И так вся жизнь проходит в поисках эфемерного душевного комфорта. Но – увы! – не угодить суетной человеческой душе… И сколько Господь ни старается ниспослать на нас Свою благодать, вся она изливается мимо нас и питает стебли трав, по которым мы ходим, да корни деревьев, под кронами которых мы живем. А сами мы живем, как под зонтами, прячась от той низливаемой на нас Божьей благодати.
Впрочем, на этом затянувшемся вступлении я вас, читатель, оставляю: пусть герои сей повести говорят за себя сами. Это они авторы своей жизни, своей судьбы, а я лишь созерцатель, не в силах которого ни исправить того, что не ладно, ни предотвратить действа, неугодные Богу. Жизнь – она, как Волга, течет и течет неотвратимо. И если кто замыслит поставить плотину, перегородить реку, чтоб текла она по новому пути, то сметет она все на своем пути и будет продолжать свое течение в русле, уготованном ей Господом…
Посему будьте снисходительны к героям нашим: если и грешат они, то все же не более нас с вами. И ведут они себя так, как ведут, лишь оттого, что просто им досталась такая стезя. Поскольку герои наши происходят именно из упомянутого провинциального Заволжска, то – уж не взыщите – на них будет заметен, возможно, отпечаток провинциальности, тем паче, что и корнями они через поколение, не боле того, уходят в приволжские деревни.

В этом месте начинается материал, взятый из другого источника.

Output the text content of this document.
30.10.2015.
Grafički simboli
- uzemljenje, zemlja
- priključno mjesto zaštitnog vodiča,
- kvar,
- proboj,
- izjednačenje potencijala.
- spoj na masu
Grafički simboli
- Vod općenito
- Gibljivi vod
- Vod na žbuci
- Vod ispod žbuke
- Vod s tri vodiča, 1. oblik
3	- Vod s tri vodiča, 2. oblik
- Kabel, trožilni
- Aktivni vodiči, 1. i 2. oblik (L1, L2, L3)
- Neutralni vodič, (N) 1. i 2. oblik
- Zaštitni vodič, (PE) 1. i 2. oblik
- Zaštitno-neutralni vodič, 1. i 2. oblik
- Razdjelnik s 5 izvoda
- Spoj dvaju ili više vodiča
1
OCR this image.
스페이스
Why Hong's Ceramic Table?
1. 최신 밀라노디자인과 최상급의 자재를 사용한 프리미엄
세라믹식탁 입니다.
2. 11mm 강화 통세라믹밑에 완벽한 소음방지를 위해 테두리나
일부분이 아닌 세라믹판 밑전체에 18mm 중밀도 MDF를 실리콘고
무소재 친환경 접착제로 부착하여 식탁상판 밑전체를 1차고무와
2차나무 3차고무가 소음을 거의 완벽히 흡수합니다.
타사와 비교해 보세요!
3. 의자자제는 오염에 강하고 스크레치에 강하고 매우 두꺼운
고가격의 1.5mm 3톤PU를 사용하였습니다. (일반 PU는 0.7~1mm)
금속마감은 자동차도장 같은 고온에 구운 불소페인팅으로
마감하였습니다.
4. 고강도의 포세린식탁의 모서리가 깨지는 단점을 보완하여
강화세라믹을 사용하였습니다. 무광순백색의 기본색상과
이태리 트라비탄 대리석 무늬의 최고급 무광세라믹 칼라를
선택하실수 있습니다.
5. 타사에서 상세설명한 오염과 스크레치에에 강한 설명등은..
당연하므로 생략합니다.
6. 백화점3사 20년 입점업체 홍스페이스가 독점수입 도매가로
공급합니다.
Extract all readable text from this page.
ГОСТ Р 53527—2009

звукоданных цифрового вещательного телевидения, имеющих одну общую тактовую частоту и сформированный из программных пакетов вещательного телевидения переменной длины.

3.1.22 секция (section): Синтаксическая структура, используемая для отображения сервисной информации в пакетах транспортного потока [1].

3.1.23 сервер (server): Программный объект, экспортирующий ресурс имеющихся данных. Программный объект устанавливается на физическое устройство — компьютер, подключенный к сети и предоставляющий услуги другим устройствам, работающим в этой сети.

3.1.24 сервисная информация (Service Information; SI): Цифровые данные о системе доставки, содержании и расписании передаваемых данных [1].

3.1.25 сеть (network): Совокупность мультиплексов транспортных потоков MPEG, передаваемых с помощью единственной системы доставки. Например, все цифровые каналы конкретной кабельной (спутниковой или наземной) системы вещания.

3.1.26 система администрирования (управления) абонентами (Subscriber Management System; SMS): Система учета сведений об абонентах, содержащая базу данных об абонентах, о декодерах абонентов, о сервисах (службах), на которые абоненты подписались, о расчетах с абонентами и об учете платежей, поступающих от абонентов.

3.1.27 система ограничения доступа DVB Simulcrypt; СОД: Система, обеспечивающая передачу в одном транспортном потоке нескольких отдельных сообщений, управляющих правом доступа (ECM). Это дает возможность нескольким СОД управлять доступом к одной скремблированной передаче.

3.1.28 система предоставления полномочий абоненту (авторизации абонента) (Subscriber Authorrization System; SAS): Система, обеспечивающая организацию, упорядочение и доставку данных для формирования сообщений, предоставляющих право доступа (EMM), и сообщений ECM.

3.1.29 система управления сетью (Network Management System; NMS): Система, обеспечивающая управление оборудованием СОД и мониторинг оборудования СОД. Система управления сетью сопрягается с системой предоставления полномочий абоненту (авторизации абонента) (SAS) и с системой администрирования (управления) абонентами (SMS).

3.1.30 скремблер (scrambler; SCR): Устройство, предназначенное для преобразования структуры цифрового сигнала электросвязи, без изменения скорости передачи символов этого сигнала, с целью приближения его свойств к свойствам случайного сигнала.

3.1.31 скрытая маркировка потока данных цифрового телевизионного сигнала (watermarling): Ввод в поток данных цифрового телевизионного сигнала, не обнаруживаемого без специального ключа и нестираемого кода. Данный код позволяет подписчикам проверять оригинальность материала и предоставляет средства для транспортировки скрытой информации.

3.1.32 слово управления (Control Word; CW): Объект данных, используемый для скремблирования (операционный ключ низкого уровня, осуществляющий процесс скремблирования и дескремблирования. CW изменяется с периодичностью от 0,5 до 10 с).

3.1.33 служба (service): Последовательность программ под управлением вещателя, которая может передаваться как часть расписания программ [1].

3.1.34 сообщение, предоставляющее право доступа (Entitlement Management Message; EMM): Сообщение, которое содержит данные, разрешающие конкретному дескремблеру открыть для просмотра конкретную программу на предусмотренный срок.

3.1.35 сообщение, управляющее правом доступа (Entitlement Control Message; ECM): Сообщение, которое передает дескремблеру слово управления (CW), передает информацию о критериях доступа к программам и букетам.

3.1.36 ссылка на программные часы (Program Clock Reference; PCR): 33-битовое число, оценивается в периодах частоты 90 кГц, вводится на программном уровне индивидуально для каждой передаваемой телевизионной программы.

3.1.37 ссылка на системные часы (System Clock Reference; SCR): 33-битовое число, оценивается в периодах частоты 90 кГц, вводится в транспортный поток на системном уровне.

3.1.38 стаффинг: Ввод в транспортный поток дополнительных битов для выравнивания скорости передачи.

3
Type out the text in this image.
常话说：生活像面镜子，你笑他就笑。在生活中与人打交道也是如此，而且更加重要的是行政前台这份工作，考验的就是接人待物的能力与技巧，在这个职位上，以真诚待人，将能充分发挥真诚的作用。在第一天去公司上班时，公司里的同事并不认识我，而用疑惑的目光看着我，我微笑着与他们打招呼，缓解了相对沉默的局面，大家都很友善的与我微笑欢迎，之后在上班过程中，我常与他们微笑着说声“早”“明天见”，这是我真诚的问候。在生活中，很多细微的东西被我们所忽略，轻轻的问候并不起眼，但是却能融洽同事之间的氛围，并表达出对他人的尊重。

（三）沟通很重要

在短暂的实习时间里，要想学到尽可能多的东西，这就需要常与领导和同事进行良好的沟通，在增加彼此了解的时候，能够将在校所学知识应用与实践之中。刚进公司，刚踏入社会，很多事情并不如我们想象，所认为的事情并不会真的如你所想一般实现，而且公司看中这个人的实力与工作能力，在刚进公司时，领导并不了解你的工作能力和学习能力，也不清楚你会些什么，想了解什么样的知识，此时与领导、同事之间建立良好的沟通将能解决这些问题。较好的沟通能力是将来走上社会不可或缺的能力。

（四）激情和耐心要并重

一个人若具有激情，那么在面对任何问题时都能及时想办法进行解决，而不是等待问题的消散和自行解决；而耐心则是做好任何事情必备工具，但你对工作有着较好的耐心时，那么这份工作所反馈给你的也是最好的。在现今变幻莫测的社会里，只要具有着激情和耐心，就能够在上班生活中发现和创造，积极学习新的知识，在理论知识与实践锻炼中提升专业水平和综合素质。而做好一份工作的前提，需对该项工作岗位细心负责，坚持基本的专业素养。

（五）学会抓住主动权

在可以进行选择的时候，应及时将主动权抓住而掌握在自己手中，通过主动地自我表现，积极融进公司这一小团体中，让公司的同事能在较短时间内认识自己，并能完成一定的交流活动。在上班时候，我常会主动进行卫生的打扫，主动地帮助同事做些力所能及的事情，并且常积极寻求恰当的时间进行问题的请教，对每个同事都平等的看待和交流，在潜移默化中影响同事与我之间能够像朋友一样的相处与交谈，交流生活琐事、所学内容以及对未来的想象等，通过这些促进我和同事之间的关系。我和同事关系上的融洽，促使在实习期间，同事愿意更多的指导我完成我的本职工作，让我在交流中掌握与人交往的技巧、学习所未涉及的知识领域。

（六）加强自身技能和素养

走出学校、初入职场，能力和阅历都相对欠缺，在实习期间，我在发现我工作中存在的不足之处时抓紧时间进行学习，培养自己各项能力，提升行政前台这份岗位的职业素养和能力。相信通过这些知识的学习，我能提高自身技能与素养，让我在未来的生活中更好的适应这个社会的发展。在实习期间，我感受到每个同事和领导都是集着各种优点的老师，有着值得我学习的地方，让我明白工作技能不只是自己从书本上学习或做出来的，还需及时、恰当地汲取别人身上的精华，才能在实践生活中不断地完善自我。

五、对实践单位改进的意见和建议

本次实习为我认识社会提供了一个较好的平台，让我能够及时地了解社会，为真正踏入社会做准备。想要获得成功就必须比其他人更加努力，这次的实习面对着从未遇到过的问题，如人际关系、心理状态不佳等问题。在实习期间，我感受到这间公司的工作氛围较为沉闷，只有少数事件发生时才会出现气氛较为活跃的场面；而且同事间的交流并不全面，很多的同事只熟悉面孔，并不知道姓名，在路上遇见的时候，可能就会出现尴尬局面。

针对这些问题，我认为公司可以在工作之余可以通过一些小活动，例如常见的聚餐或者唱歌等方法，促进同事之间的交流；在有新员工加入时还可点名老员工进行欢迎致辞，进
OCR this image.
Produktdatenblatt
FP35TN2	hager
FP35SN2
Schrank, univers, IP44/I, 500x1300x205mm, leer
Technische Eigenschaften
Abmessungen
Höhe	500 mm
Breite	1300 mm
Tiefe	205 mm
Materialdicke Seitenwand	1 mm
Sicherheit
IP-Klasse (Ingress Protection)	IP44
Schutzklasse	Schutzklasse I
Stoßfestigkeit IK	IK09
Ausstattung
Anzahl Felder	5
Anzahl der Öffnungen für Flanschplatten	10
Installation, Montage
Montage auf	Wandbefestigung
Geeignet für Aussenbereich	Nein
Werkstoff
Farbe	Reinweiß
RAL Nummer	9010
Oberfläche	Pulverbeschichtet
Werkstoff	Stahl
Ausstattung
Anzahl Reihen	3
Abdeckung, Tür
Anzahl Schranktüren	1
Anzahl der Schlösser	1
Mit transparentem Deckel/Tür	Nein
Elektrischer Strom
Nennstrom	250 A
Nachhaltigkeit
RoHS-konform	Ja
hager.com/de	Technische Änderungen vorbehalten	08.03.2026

Так что не ищите в них голубых кровей!
Итак, начнем мы наше калейдоскопическое повествование, как тому и положено быть, с главного героя…
Михаил. 1927, 18 августа
Сегодня день моего рождения, мне исполнилось шестнадцать лет… Как только я проснулся, мама моя, Антонина Егоровна, подошла и поцеловала меня в лоб, перекрестила и сказала мне несколько добрых слов, поздравляя с днем рождения. Сказала что-то про долгое плавание, в которое я отправляюсь. И я сразу понял – кончилось безмятежное детство… Ведь и правда, шестнадцать – это какой-то совершенно новый возраст.
Я вышел на улицу с этой мыслью и, оглядевшись, увидел все другим, не таким, каким оно было еще вчера: по– другому светило солнце, по-другому шелестели деревья, по– другому ветер шевелил мои волосы… И еще какая-то то ли грусть, то ли тоска защемила мое сердце. Я весь был будто в ожидании чего-то… Но чего?
К вечернему чаю мама испекла пирог с яблоками, мой любимый. Этот пирог – наша семейная традиция, которую я помню с самого своего раннего детства: в день моего рождения мама всегда печет яблочный пирог. Иногда, когда по Поволжью гулял голодный мор, это был весьма символический пирог, скорее даже просто маленький пирожок. Но хоть малюсенький и "тощий", а пирожок был. Корочка теста была прозрачная, как пергамент, сквозь нее торчали, как ребра у оголодавшей кобылы, кубики мелко нарезанных яблок… Этот маленький пирожок разрезали на три части, большую мама давала мне, а два меленьких кусочка они брали с папой. Такова была семейная традиция: не проходил мой день рождения без яблочного именинного пирога!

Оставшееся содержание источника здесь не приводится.